As they say, back to the drawin' board.
 
Last night, I put together a simple V-D power supply running off the 6.3V grounded center tap winding. Plan is to build a side chain of op-amp based signal derivation circuitry to drive the Vactrol. It's going to be my old, college daze op-amp full wave rectifier, where I graft a second order state space filter onto where the "stock" 1st order op-amp filter sits. This offers a few advantages -

  • You can get a faster response, by setting the filter frequency and feedback just right; in the "critically damped" region.
  • You can get a Tremolo by setting the feedback such that the 2nd order filter oscillates continuously without input.
  • You can trigger decaying oscillations with your guitar playing, operating it in the "underdamped" region.
  • You can use the LP output for an envelope with a LF warble on top, or the BP output for just a "triggered" warble.

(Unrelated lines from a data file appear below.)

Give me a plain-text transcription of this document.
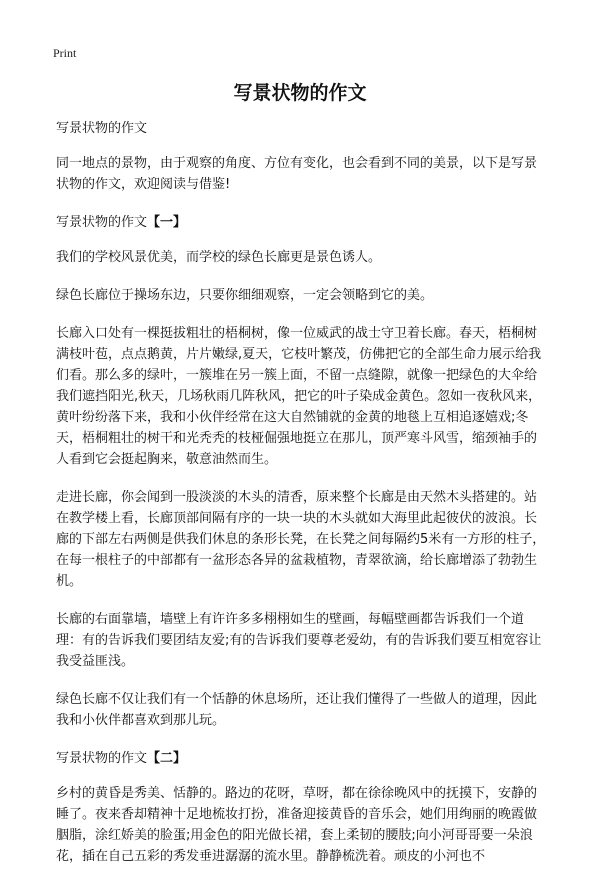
Print
写景状物的作文

写景状物的作文

同一地点的景物，由于观察的角度、方位有变化，也会看到不同的美景，以下是写景状物的作文，欢迎阅读与借鉴!

写景状物的作文【一】

我们的学校风景优美，而学校的绿色长廊更是景色诱人。

绿色长廊位于操场东边，只要你细细观察，一定会领略到它的美。

长廊入口处有一棵挺拔粗壮的梧桐树，像一位威武的战士守卫着长廊。春天，梧桐树满枝叶苞，点点鹅黄，片片嫩绿,夏天，它枝叶繁茂，仿佛把它的全部生命力展示给我们看。那么多的绿叶，一簇堆在另一簇上面，不留一点缝隙，就像一把绿色的大伞给我们遮挡阳光,秋天，几场秋雨几阵秋风，把它的叶子染成金黄色。忽如一夜秋风来，黄叶纷纷落下来，我和小伙伴经常在这大自然铺就的金黄的地毯上互相追逐嬉戏;冬天，梧桐粗壮的树干和光秃秃的枝桠倔强地挺立在那儿，顶严寒斗风雪，缩颈袖手的人看到它会挺起胸来，敬意油然而生。

走进长廊，你会闻到一股淡淡的木头的清香，原来整个长廊是由天然木头搭建的。站在教学楼上看，长廊顶部间隔有序的一块一块的木头就如大海里此起彼伏的波浪。长廊的下部左右两侧是供我们休息的条形长凳，在长凳之间每隔约5米有一方形的柱子，在每一根柱子的中部都有一盆形态各异的盆栽植物，青翠欲滴，给长廊增添了勃勃生机。

长廊的右面靠墙，墙壁上有许许多多栩栩如生的壁画，每幅壁画都告诉我们一个道理：有的告诉我们要团结友爱;有的告诉我们要尊老爱幼，有的告诉我们要互相宽容让我受益匪浅。

绿色长廊不仅让我们有一个恬静的休息场所，还让我们懂得了一些做人的道理，因此我和小伙伴都喜欢到那儿玩。

写景状物的作文【二】

乡村的黄昏是秀美、恬静的。路边的花呀，草呀，都在徐徐晚风中的抚摸下，安静的睡了。夜来香却精神十足地梳妆打扮，准备迎接黄昏的音乐会，她们用绚丽的晚霞做胭脂，涂红娇美的脸蛋;用金色的阳光做长裙，套上柔韧的腰肢;向小河哥哥要一朵浪花，插在自己五彩的秀发垂进潺潺的流水里。静静梳洗着。顽皮的小河也不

Since the output of this is just a DC control signal, maybe 300 uA at the most, intended to drive the Vactrol or other LED based resistor, it's completely out of the path of the guitar signal's all-tube amplification. A true side chain, as long as I tap its input signal in an unperturbing way. Probably through a 1M resistor...

I'll post the schematic here, when I get it drawn up. Biggest problem? None of my solderless breadboards fit in the space I have behind the panel where I want to put the controls. A couple of my boards are missing and I cant find them anywhere. Was hoping to not have to wait another order / ship cycle just to begin.
 
Whelp, in order to get just what you need, now - you have to pay for it. I could have got 3 bigger solderless boards for less than the one that would "fit my application". $13 and a week to wait - so tempted to just run one of the larger ones I have across the table saw. Fit? I'll show you...

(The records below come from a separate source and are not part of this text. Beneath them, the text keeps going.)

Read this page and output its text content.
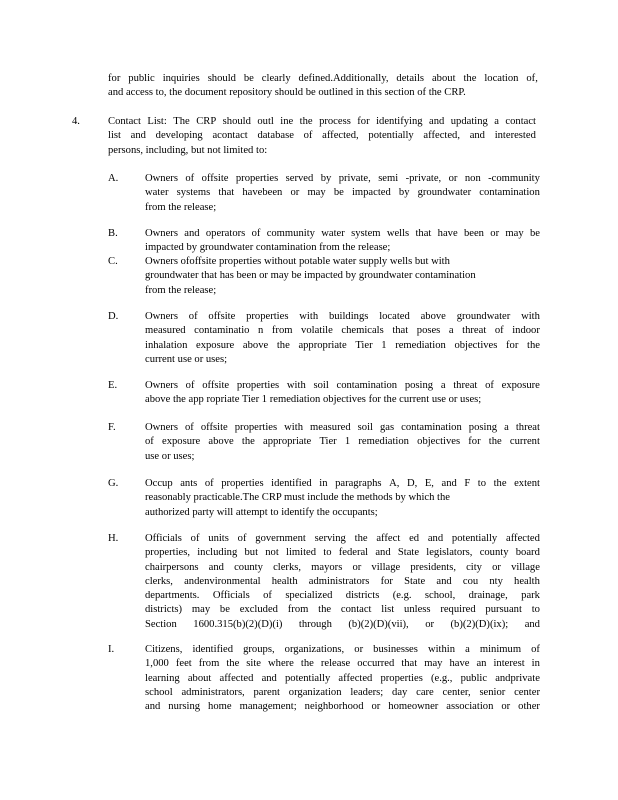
for public inquiries should be clearly defined.Additionally, details about the location of,
and access to, the document repository should be outlined in this section of the CRP.
4.	Contact List: The CRP should outl ine the process for identifying and updating a contact
list and developing acontact database of affected, potentially affected, and interested
persons, including, but not limited to:
A.	Owners of offsite properties served by private, semi -private, or non -community
water systems that havebeen or may be impacted by groundwater contamination
from the release;
B.	Owners and operators of community water system wells that have been or may be
impacted by groundwater contamination from the release;
C.	Owners ofoffsite properties without potable water supply wells but with
groundwater that has been or may be impacted by groundwater contamination
from the release;
D.	Owners of offsite properties with buildings located above groundwater with
measured contaminatio n from volatile chemicals that poses a threat of indoor
inhalation exposure above the appropriate Tier 1 remediation objectives for the
current use or uses;
E.	Owners of offsite properties with soil contamination posing a threat of exposure
above the app ropriate Tier 1 remediation objectives for the current use or uses;
F.	Owners of offsite properties with measured soil gas contamination posing a threat
of exposure above the appropriate Tier 1 remediation objectives for the current
use or uses;
G.	Occup ants of properties identified in paragraphs A, D, E, and F to the extent
reasonably practicable.The CRP must include the methods by which the
authorized party will attempt to identify the occupants;
H.	Officials of units of government serving the affect ed and potentially affected
properties, including but not limited to federal and State legislators, county board
chairpersons and county clerks, mayors or village presidents, city or village
clerks, andenvironmental health administrators for State and cou nty health
departments. Officials of specialized districts (e.g. school, drainage, park
districts) may be excluded from the contact list unless required pursuant to
Section 1600.315(b)(2)(D)(i) through (b)(2)(D)(vii), or (b)(2)(D)(ix); and
I.	Citizens, identified groups, organizations, or businesses within a minimum of
1,000 feet from the site where the release occurred that may have an interest in
learning about affected and potentially affected properties (e.g., public andprivate
school administrators, parent organization leaders; day care center, senior center
and nursing home management; neighborhood or homeowner association or other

But I dont like cutting small things with embedded metal bits on that machine - I like cutting big things where I can handle the material 10's of inches away from that blade. I do have a small scroll saw that would do nice wobbly cut lines, as they dont put a fence nor a mitre guage on those to help me guide. There isnt even a good way to clamp a strip of something to the top of that machine's plate.

1715190987838.png
1715191028075.png


Cement half A to half B - but use only 4 op-amps. Now I have to wait another week for the electronic cement to come in...
 
Got something small/thin to run across a table saw (Like PCB blanks)? Sandwich it between two pieces of scrap birch ply to make it rigid and easy to work with, then run it along the fence like you normally would. No sense in chipping it up or getting your fingers chopped off using the saw for things it’s not supposed to.
 
I got my solderless protoboard and mounted it using the standoff it came with between the tubes;

IMG_0069.JPG


All the circuit does is take one of two output signals from the first tube - the LTP phase splitter - and full wave rectify it, while filtering the resulting envelope second order, then drive the Vactrol. The white wire is the Vactrol output I brought up so I dont have to turn the chassis over every time I want to look at the actively attenuated audio signal.

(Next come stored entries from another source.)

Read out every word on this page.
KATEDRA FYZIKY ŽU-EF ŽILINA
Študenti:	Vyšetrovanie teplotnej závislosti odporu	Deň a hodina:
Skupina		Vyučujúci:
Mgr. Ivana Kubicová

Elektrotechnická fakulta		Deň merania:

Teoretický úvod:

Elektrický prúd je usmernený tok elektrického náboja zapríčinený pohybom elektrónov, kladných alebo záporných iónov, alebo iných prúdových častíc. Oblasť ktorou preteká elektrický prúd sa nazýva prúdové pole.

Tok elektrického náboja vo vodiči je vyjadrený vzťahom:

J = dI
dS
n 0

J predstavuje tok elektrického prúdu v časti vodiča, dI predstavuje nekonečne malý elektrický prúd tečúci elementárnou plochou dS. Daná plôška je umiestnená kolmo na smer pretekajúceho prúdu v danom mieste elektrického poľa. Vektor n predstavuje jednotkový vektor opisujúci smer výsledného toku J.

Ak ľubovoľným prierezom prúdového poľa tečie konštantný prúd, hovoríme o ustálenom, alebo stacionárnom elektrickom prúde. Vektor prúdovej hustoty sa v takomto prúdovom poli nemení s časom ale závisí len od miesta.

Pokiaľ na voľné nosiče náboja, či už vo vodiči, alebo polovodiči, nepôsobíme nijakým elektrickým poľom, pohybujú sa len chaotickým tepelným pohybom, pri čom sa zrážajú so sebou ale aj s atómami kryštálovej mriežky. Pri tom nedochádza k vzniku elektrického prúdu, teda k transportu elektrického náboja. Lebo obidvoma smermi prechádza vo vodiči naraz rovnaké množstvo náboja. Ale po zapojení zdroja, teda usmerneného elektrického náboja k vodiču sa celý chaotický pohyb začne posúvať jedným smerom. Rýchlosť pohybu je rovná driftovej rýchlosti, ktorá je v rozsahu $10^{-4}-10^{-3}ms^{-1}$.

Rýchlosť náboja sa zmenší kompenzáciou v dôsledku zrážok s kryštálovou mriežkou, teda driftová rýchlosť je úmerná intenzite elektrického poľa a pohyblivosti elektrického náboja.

I made an offset circuit using an LED slightly illuminated from the (-) supply to approximate the drop across the Vactrol LED. So I can get current through it from a ground referenced positive going control voltage. The Vactrol LED cathode is connected to the cathode of the lit LED - a node about -1.7 V below ground. I certainly have space to do it in a better way, but, works for now!

The effect is definitely compressor like, with a bit of tremolo added on top if you like. I've listened to the amp swell back and forth between single ended and P-P so many times; so glad I have that power soak resistor on the speaker. It's a nice subtle effect, especially when the tremolo swells are well into the subsonic and match the rhythm of chord changes.

The controls are Tremolo frequency and the filter "Q"; still working on the range of each. Changing Q allows the circuit to operate between an ordinary compressor type effect to having decaying swells added on, to having a constant tremolo effect. Tremolo from SE to P-P, that is. I'll work on getting some scope captures posted next, as I develop the controls range. And my hands, playing electric guitar.